Disrupted sleep is more common in those who regularly suffer with migraines compared to those who do not, a new study suggests.

Children who frequently get migraines were also shown to have more interrupted sleep, but they were found to fall asleep faster.

Academics from the American Academy of Neurology examined whether “migraines cause poor sleep quality or whether poor sleep quality cause migraines”.

Main author Dr Jan Hoffman said: “We wanted to analyse recent research to get a clearer picture of how migraines affect people’s sleep patterns and the severity of their headaches.

“That way, clinicians can better support people with migraines and deliver more effective sleep treatments.”

More than 10,000 individuals took part in 32 different assessments, with each participant filling in a survey about their sleeping patterns.

Questions on the average time it takes to fall asleep, average sleep time per night and whether or not sleep aids are used were included in the survey.

According to the findings, people who are accustomed to experiencing migraines scored more points on the questionnaire, with higher results indicating poorer sleep quality. It also revealed that those who suffer with severe migraines experienced worse sleep.
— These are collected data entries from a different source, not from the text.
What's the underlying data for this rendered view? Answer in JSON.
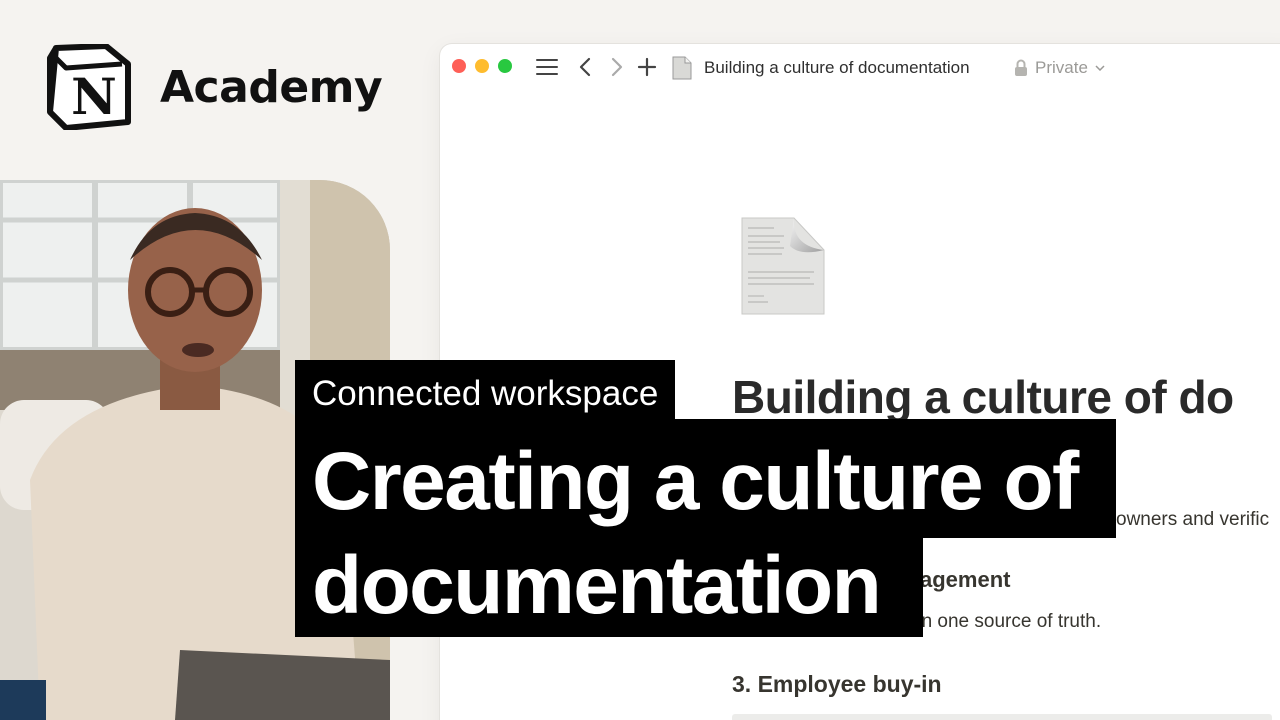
{
  "brand": {
    "name": "Academy",
    "logo_icon": "notion-logo-icon",
    "logo_letter": "N"
  },
  "presenter": {
    "description_icon": "presenter-video"
  },
  "window": {
    "controls": [
      "close",
      "minimize",
      "zoom"
    ],
    "toolbar_icons": [
      "sidebar-menu-icon",
      "back-arrow-icon",
      "forward-arrow-icon",
      "new-page-plus-icon"
    ],
    "page_title": "Building a culture of documentation",
    "privacy": "Private",
    "page_icon": "document-page-icon",
    "heading": "Building a culture of do",
    "body_fragment_1": "owners and verific",
    "subheading_fragment": "agement",
    "body_fragment_2": "on one source of truth.",
    "section_heading": "3. Employee buy-in"
  },
  "caption": {
    "kicker": "Connected workspace",
    "title_line_1": "Creating a culture of",
    "title_line_2": "documentation"
  },
  "colors": {
    "traffic_red": "#fe5f57",
    "traffic_yellow": "#febc2e",
    "traffic_green": "#28c840",
    "caption_bg": "#000000",
    "page_bg": "#f5f3f0"
  }
}
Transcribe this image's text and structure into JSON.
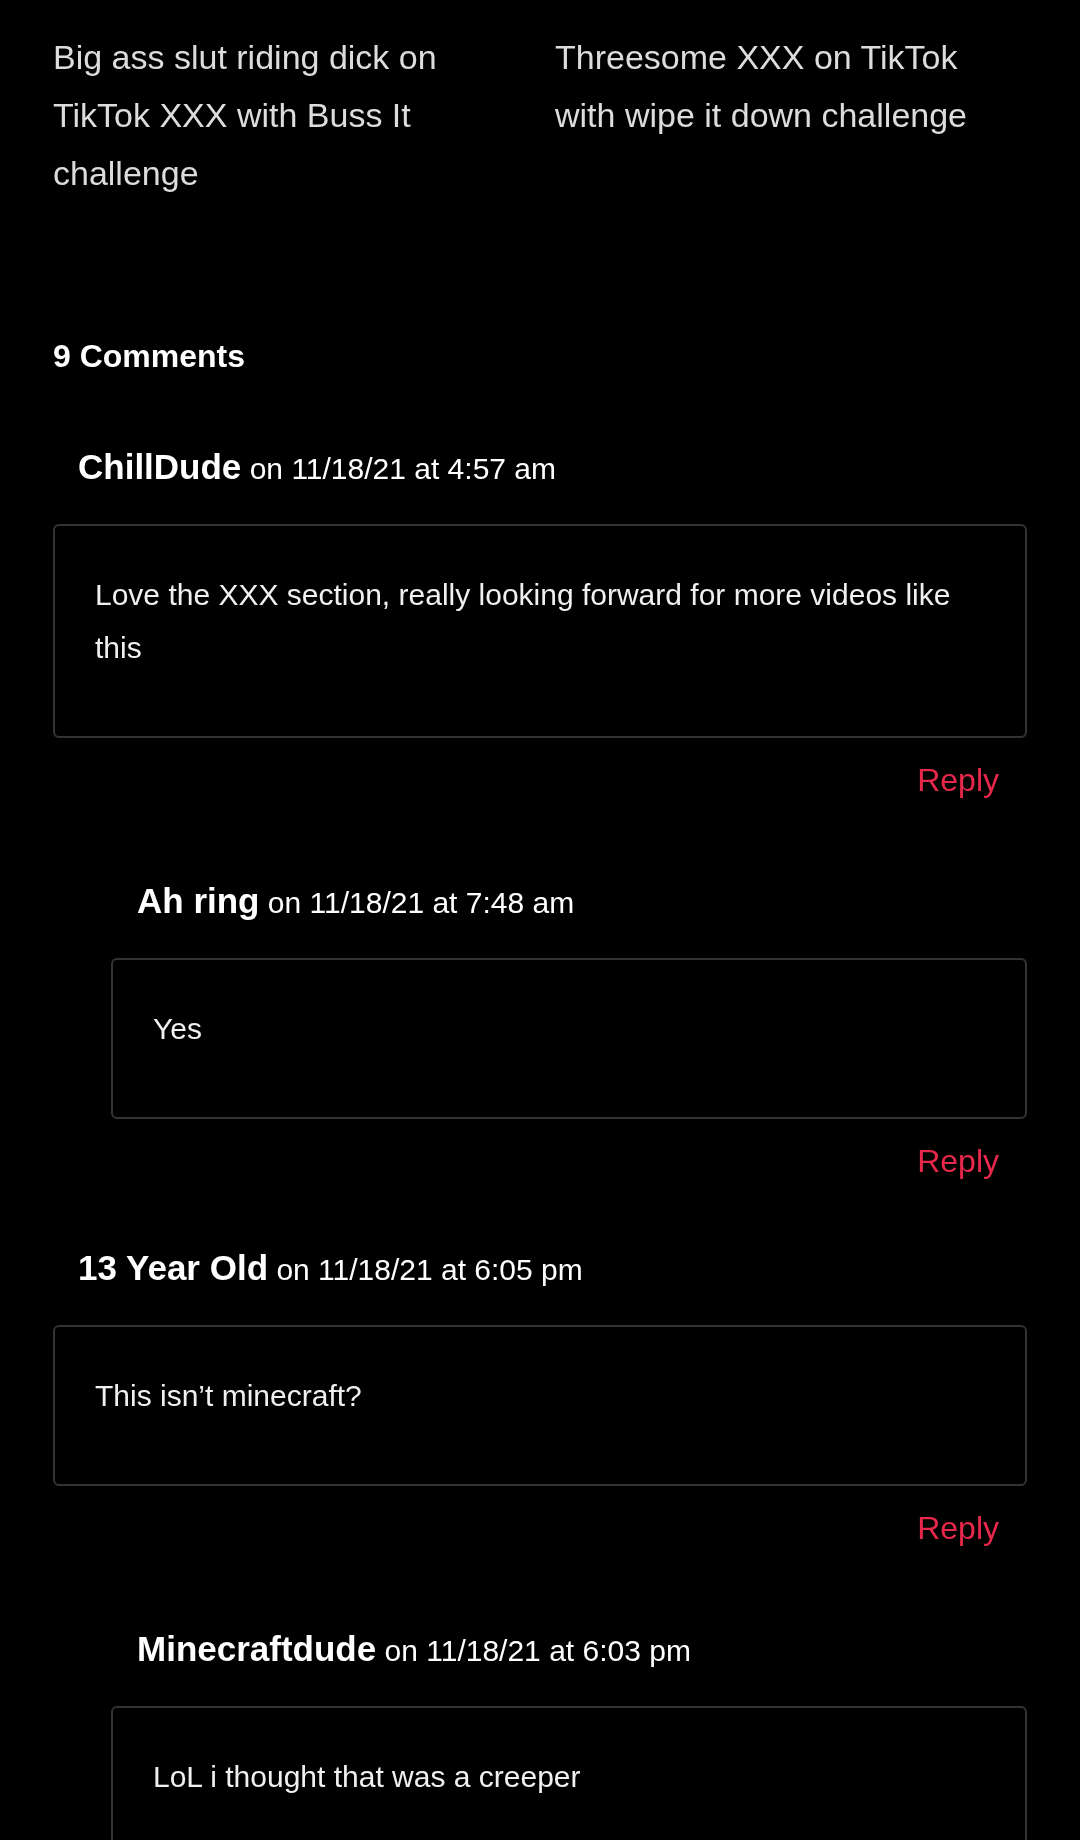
{
  "titles": [
    "Big ass slut riding dick on TikTok XXX with Buss It challenge",
    "Threesome XXX on TikTok with wipe it down challenge"
  ],
  "comments_heading": "9 Comments",
  "comments": [
    {
      "author": "ChillDude",
      "meta": "on 11/18/21 at 4:57 am",
      "text": "Love the XXX section, really looking forward for more videos like this",
      "reply": "Reply",
      "children": [
        {
          "author": "Ah ring",
          "meta": "on 11/18/21 at 7:48 am",
          "text": "Yes",
          "reply": "Reply"
        }
      ]
    },
    {
      "author": "13 Year Old",
      "meta": "on 11/18/21 at 6:05 pm",
      "text": "This isn’t minecraft?",
      "reply": "Reply",
      "children": [
        {
          "author": "Minecraftdude",
          "meta": "on 11/18/21 at 6:03 pm",
          "text": "LoL i thought that was a creeper"
        }
      ]
    }
  ]
}
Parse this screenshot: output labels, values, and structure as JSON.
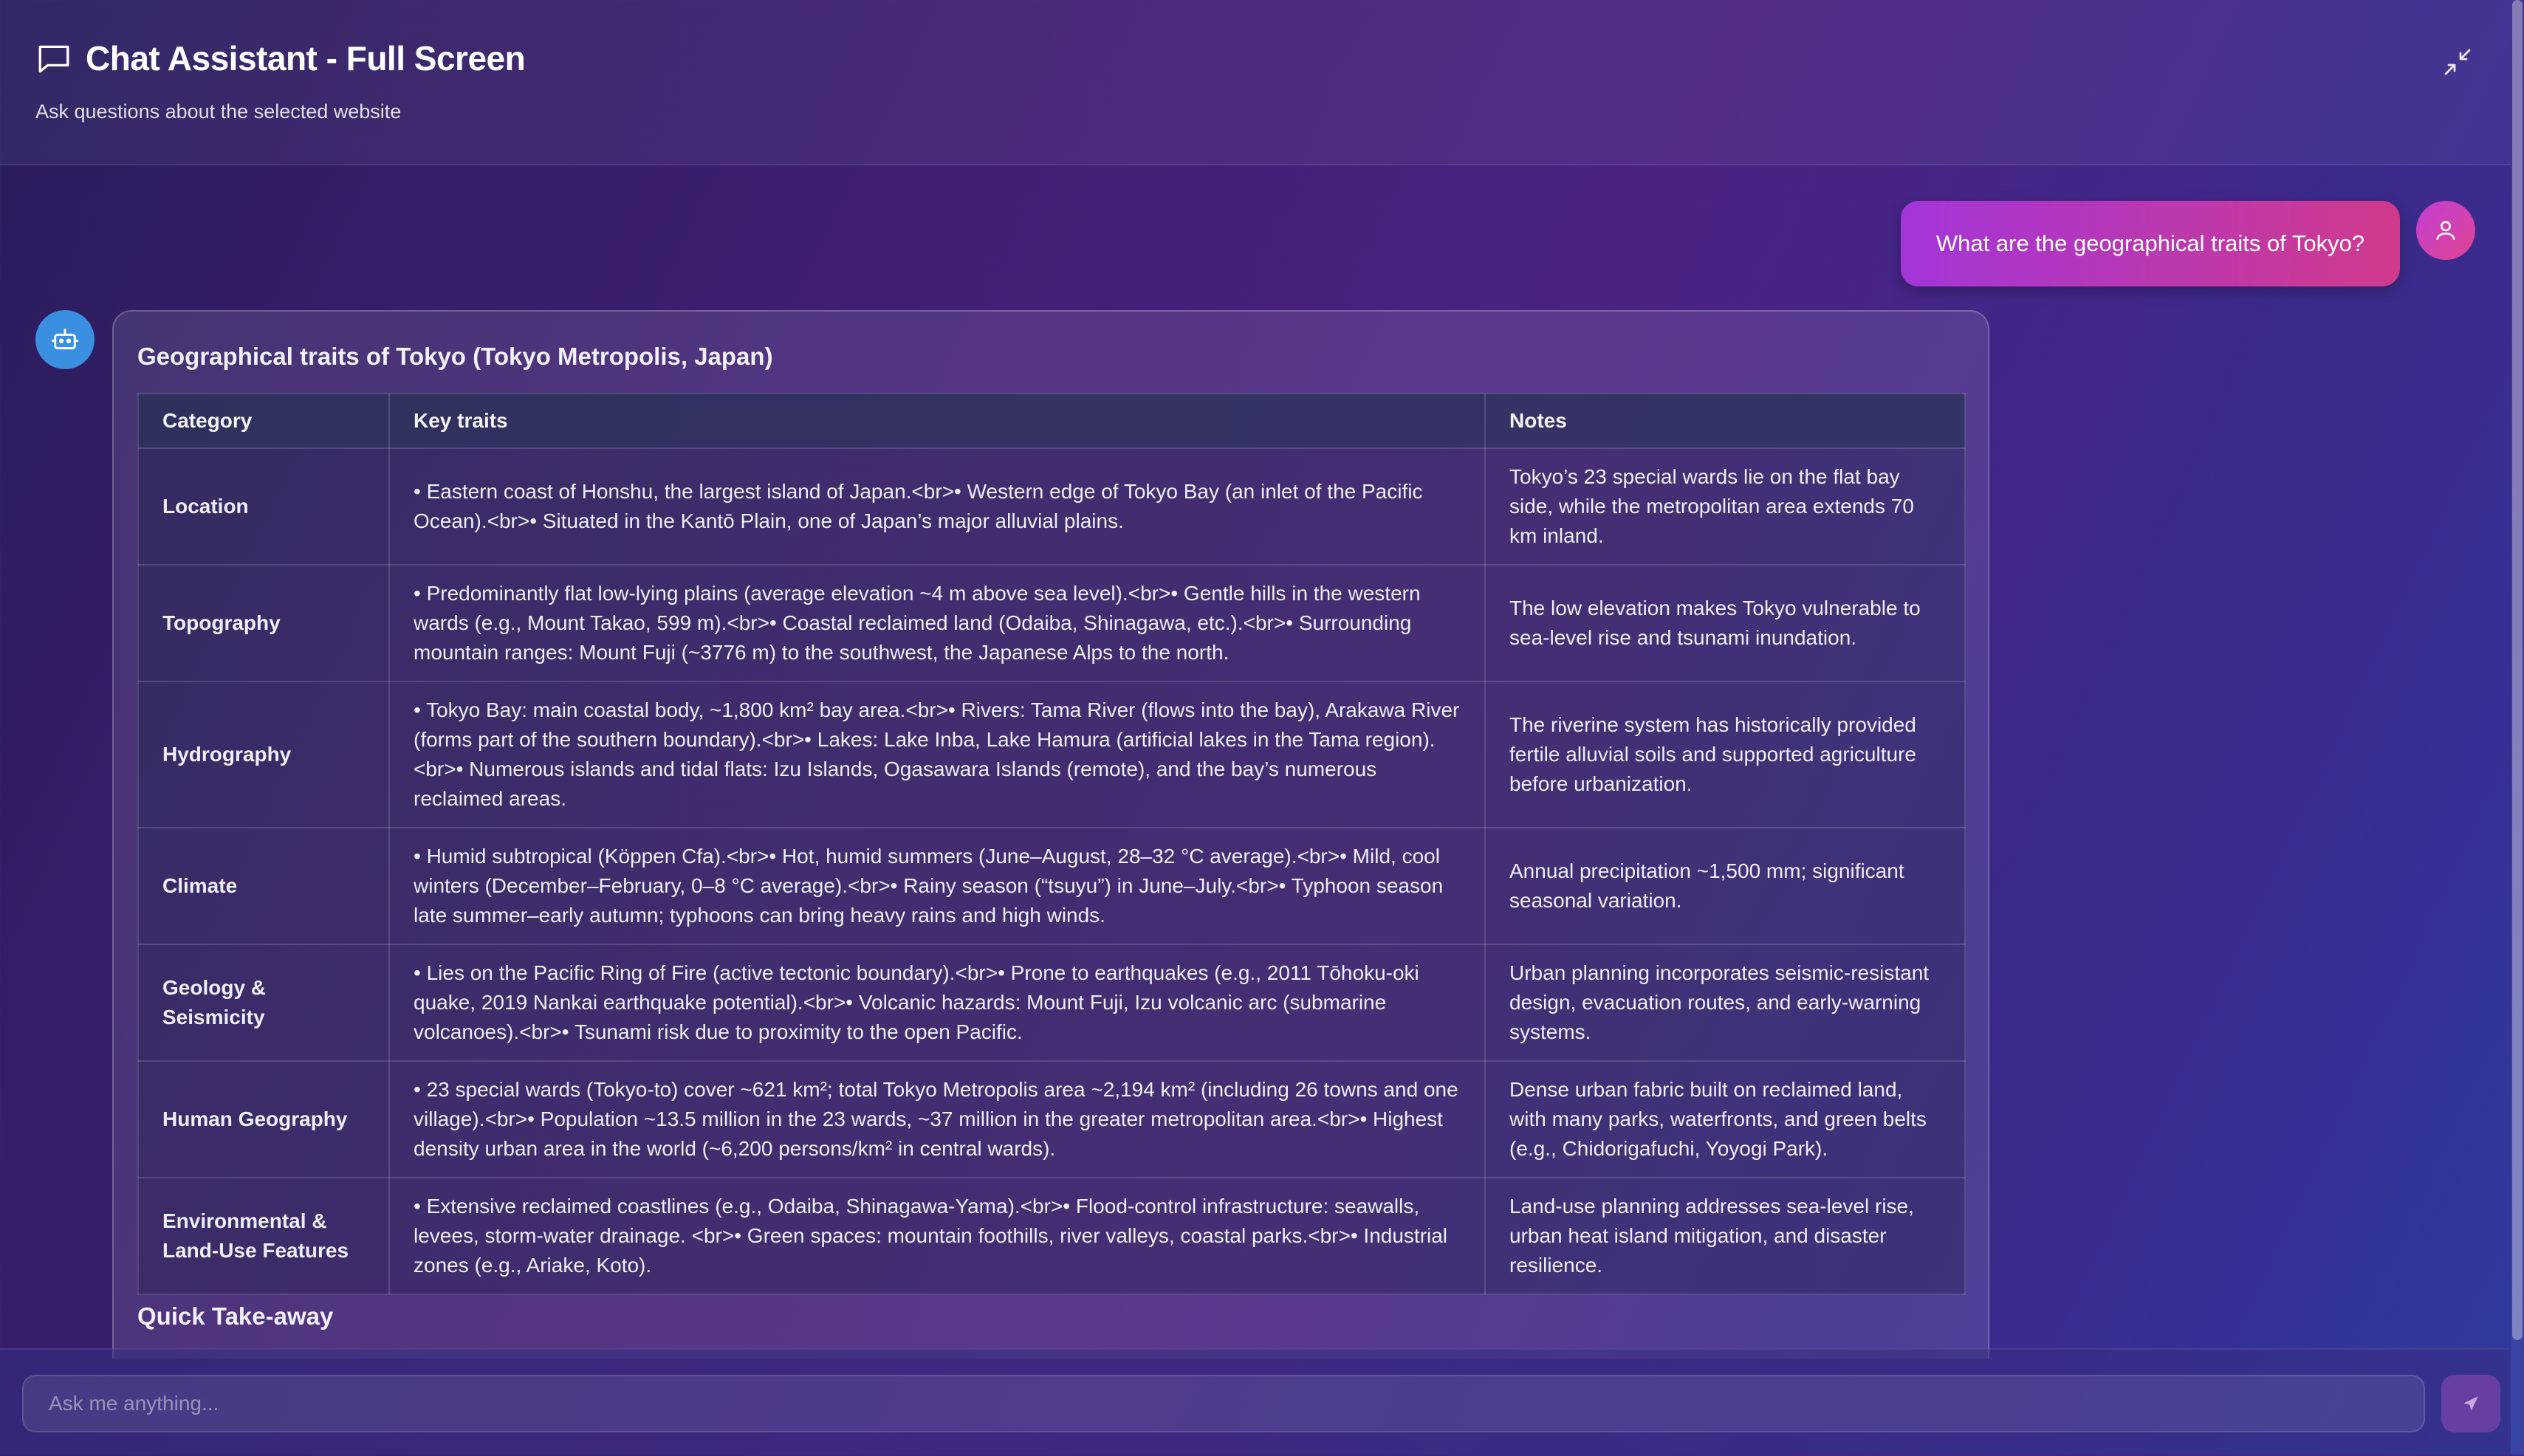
{
  "header": {
    "title": "Chat Assistant - Full Screen",
    "subtitle": "Ask questions about the selected website",
    "chat_icon": "chat-bubble-icon",
    "collapse_icon": "minimize-icon"
  },
  "user_message": {
    "text": "What are the geographical traits of Tokyo?",
    "avatar_icon": "user-icon"
  },
  "assistant_message": {
    "avatar_icon": "bot-icon",
    "title": "Geographical traits of Tokyo (Tokyo Metropolis, Japan)",
    "table": {
      "headers": [
        "Category",
        "Key traits",
        "Notes"
      ],
      "rows": [
        {
          "category": "Location",
          "traits": "• Eastern coast of Honshu, the largest island of Japan.<br>• Western edge of Tokyo Bay (an inlet of the Pacific Ocean).<br>• Situated in the Kantō Plain, one of Japan’s major alluvial plains.",
          "notes": "Tokyo’s 23 special wards lie on the flat bay side, while the metropolitan area extends 70 km inland."
        },
        {
          "category": "Topography",
          "traits": "• Predominantly flat low-lying plains (average elevation ~4 m above sea level).<br>• Gentle hills in the western wards (e.g., Mount Takao, 599 m).<br>• Coastal reclaimed land (Odaiba, Shinagawa, etc.).<br>• Surrounding mountain ranges: Mount Fuji (~3776 m) to the southwest, the Japanese Alps to the north.",
          "notes": "The low elevation makes Tokyo vulnerable to sea-level rise and tsunami inundation."
        },
        {
          "category": "Hydrography",
          "traits": "• Tokyo Bay: main coastal body, ~1,800 km² bay area.<br>• Rivers: Tama River (flows into the bay), Arakawa River (forms part of the southern boundary).<br>• Lakes: Lake Inba, Lake Hamura (artificial lakes in the Tama region).<br>• Numerous islands and tidal flats: Izu Islands, Ogasawara Islands (remote), and the bay’s numerous reclaimed areas.",
          "notes": "The riverine system has historically provided fertile alluvial soils and supported agriculture before urbanization."
        },
        {
          "category": "Climate",
          "traits": "• Humid subtropical (Köppen Cfa).<br>• Hot, humid summers (June–August, 28–32 °C average).<br>• Mild, cool winters (December–February, 0–8 °C average).<br>• Rainy season (“tsuyu”) in June–July.<br>• Typhoon season late summer–early autumn; typhoons can bring heavy rains and high winds.",
          "notes": "Annual precipitation ~1,500 mm; significant seasonal variation."
        },
        {
          "category": "Geology & Seismicity",
          "traits": "• Lies on the Pacific Ring of Fire (active tectonic boundary).<br>• Prone to earthquakes (e.g., 2011 Tōhoku-oki quake, 2019 Nankai earthquake potential).<br>• Volcanic hazards: Mount Fuji, Izu volcanic arc (submarine volcanoes).<br>• Tsunami risk due to proximity to the open Pacific.",
          "notes": "Urban planning incorporates seismic-resistant design, evacuation routes, and early-warning systems."
        },
        {
          "category": "Human Geography",
          "traits": "• 23 special wards (Tokyo-to) cover ~621 km²; total Tokyo Metropolis area ~2,194 km² (including 26 towns and one village).<br>• Population ~13.5 million in the 23 wards, ~37 million in the greater metropolitan area.<br>• Highest density urban area in the world (~6,200 persons/km² in central wards).",
          "notes": "Dense urban fabric built on reclaimed land, with many parks, waterfronts, and green belts (e.g., Chidorigafuchi, Yoyogi Park)."
        },
        {
          "category": "Environmental & Land-Use Features",
          "traits": "• Extensive reclaimed coastlines (e.g., Odaiba, Shinagawa-Yama).<br>• Flood-control infrastructure: seawalls, levees, storm-water drainage. <br>• Green spaces: mountain foothills, river valleys, coastal parks.<br>• Industrial zones (e.g., Ariake, Koto).",
          "notes": "Land-use planning addresses sea-level rise, urban heat island mitigation, and disaster resilience."
        }
      ]
    },
    "section_heading": "Quick Take-away"
  },
  "composer": {
    "placeholder": "Ask me anything...",
    "value": "",
    "send_icon": "send-icon"
  }
}
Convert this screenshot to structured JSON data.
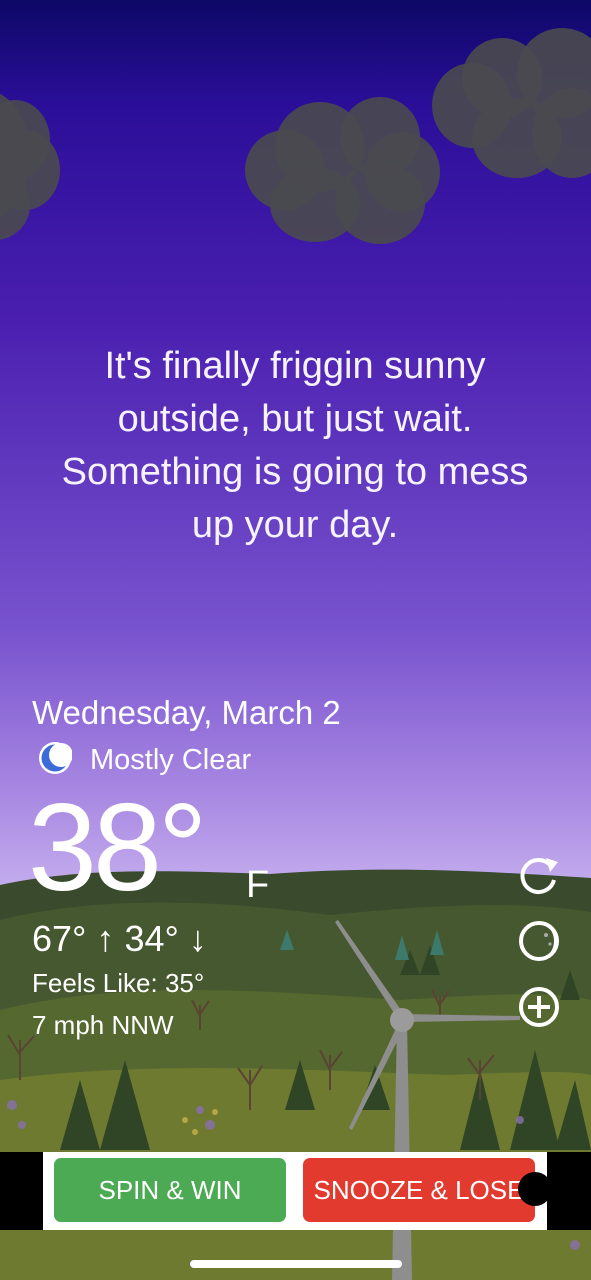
{
  "message": "It's finally friggin sunny outside, but just wait. Something is going to mess up your day.",
  "weather": {
    "date": "Wednesday, March 2",
    "condition": "Mostly Clear",
    "condition_icon": "crescent-moon-icon",
    "temperature": "38°",
    "unit": "F",
    "hi_lo": "67° ↑  34° ↓",
    "feels_like": "Feels Like: 35°",
    "wind": "7 mph NNW"
  },
  "side_actions": [
    {
      "icon": "refresh-icon"
    },
    {
      "icon": "moon-phase-icon"
    },
    {
      "icon": "add-icon"
    }
  ],
  "ad": {
    "spin_label": "SPIN & WIN",
    "snooze_label": "SNOOZE & LOSE"
  },
  "colors": {
    "spin": "#4caa54",
    "snooze": "#e33a30",
    "sky_top": "#0d0866",
    "sky_bottom": "#d5c3f4"
  }
}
The majority of the participants were also examined in a sleep laboratory during the night, which is mainly used to detect sleeping disorders. This analysis measured brain waves, oxygen rates in the blood, heart rate and eye activity.

Prior analysis has identified that those who suffer with migraines were found to have a lower amount of Rapid Eye Movement (REM) sleep compared to those without migraines.
Sleeping during the REM stage is crucial for cognitive ability as it contains the most brain stimulation and increases the number of realistic dreams.

During the trial, the academics found that children who get regular migraines sleep for less but tend to fall asleep faster than children who do not get migraines.

“It’s possible children with migraines may fall asleep more quickly than their peers because they may be sleep deprived,” said Dr Hoffman.

She added: “Our analysis provides a clearer understanding of migraines and how they affect sleep patterns and illustrates the impact these patterns might have on a person’s ability to get a good night’s sleep.”

The Medical Research Council and the Migraine Trust in the UK assisted this study.
The study has been published in the online issue of the medical journal ‘Neurology’.